When I wear them my toes are out on the rim hanging on for dear life, as if to look down at the ground and say "bitch, don't you fall. That shit'll hurt!"


----------



## User38 (Feb 8, 2009)

o o o.. nope. I would be scared of falling and breaking my already broken back.. besides, I don't usually wear underwear.. lol


----------



## ajannasmom (Feb 8, 2009)

Shoes are another of my passions, the first should be obvious..., so I must say that I do owne a few "stripper" shoes...hubby loves them!!


----------



## JollieJanice (Feb 9, 2009)

Yes i do but then again I'm a stripper so they are part of my uniform lol. Boots are much more comfortable though. I love stripper boots they have some bad ones in florida and Atlanta. There's a girl on myspace called vida shoes and man does she have some bangers.
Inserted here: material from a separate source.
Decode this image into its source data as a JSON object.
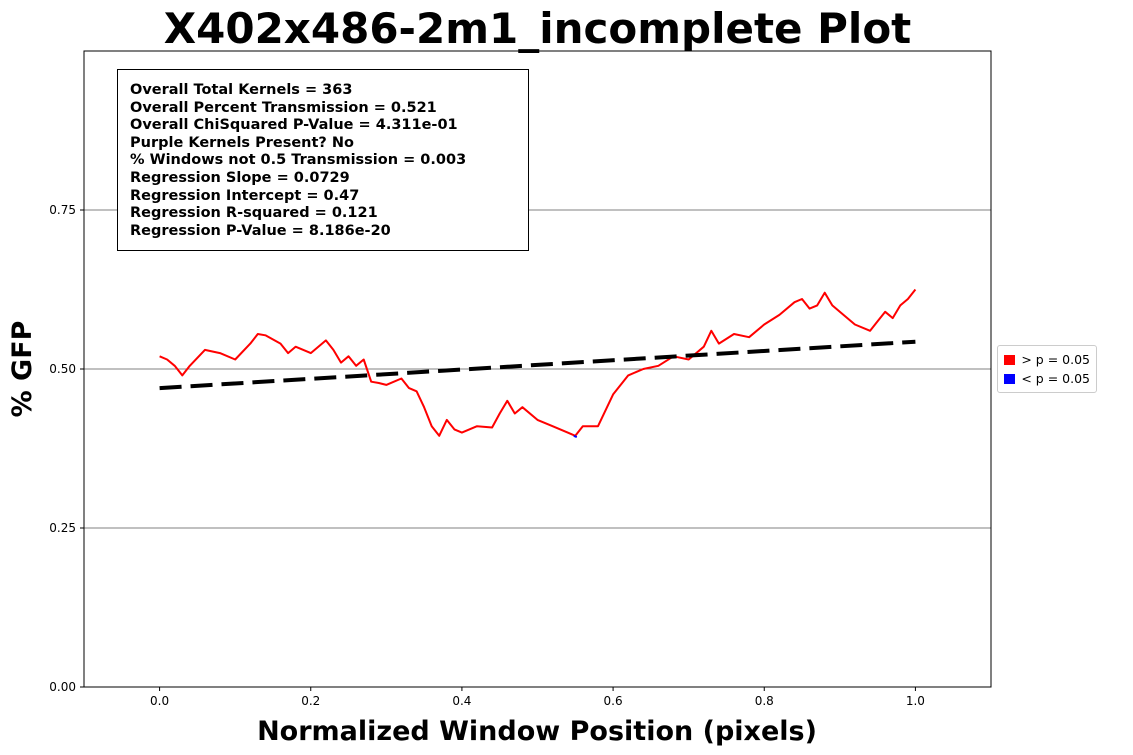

She customizes them are self. i'm dying to go down there to get some I'd be a hit up north being that styles vary form state to state in this business.


----------



## kokometro (Feb 9, 2009)

I have tall silver stripper boots with lucite platforms and heels.  I ordered mucho pairs of stripper shoes from foreplay.com  or sunset shoes.

Fun.  

Lauren Hutton said something like "shoes like that should never touch the ground"


----------